IRAQ: Blames West For Children's Deformities
A physician and member of Iraq's Committee of Pollution Impact by Aggressive Bombing says the children of Iraqis who fought in the Gulf War are severely deformed because of depleted uranium on hundreds of thousands of shells fired on the soldiers.
At a conference today in London, Dr. Mona Kammas was expected to show a series of pictures of grotesquely deformed babies, with huge black growths on their heads, tiny heads, no feet or huge clefts in their backs. Their tiny bodies appear mangled, with distorted limbs and disfigured torsos.
Incidences of cancer, infertility and congenital abnormalities have increased dramatically, Kammas said, particularly in the south where battles occurred. The United States and United Kingdom are responsible and should pay for clean up, she added, calling the use of uranium-tipped shells "the first use of radiological weapons in the history of mankind."

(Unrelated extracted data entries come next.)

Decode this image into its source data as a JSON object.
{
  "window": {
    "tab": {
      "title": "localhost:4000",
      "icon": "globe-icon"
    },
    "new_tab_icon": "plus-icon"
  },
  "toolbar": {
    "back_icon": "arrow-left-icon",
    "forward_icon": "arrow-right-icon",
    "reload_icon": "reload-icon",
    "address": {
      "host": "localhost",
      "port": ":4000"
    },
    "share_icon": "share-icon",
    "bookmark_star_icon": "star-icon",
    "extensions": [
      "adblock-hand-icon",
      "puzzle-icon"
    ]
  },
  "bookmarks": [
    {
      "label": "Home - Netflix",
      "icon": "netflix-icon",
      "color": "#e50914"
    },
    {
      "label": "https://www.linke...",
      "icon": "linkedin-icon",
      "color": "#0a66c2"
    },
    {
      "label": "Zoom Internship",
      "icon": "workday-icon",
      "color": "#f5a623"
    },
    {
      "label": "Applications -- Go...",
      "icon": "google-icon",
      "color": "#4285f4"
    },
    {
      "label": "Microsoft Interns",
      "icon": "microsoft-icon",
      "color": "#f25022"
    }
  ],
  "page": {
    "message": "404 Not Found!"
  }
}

Iraq's pollution committee analyzes the effect of uranium-packed ammunition on humans, animals and the environment. Kammas described signs indicating contamination from the weapons. Couples who had perfectly healthy babies before the Gulf War are now infertile, a cluster of lymphatic cancer cases has been documented near the southern city of Basra, thyroid cancer has doubled in the past 10 years, particularly in the south, and radiation is 10 times higher than normal, and even higher in the south.
"You don't find a family or a house without cancer or malformations from Basra to Mosul," Kammas said. "The international community must relieve the suffering of the Iraqi people from the serious deterioration of the quality of the environment and from unjustified sanctions."
Depleted uranium, a heavy metal, is a waste product of the nuclear industry. Fired at more than 1,000 meters per second, it can pierce tank armor or a block of concrete 3 meters underground.
Britain and the US do not deny that depleted uranium is dangerous. In 1990, just a few months before the Gulf War, the US Army issued a warning about how to handle accidents involving the substance. Documents released under the US Freedom of Information Act indicate that American forces fired a total of 944,000 rounds of uranium-tipped weapons with during the Gulf War.
American A-10 "tank-busters" also used uranium-tipped weapons against Serb targets in Kosovo, and British troops attached to the KFOR peacekeeping force are equipped with depleted uranium anti-tank weapons.
(Richard Norton-Taylor, London Guardian, 30 Jul).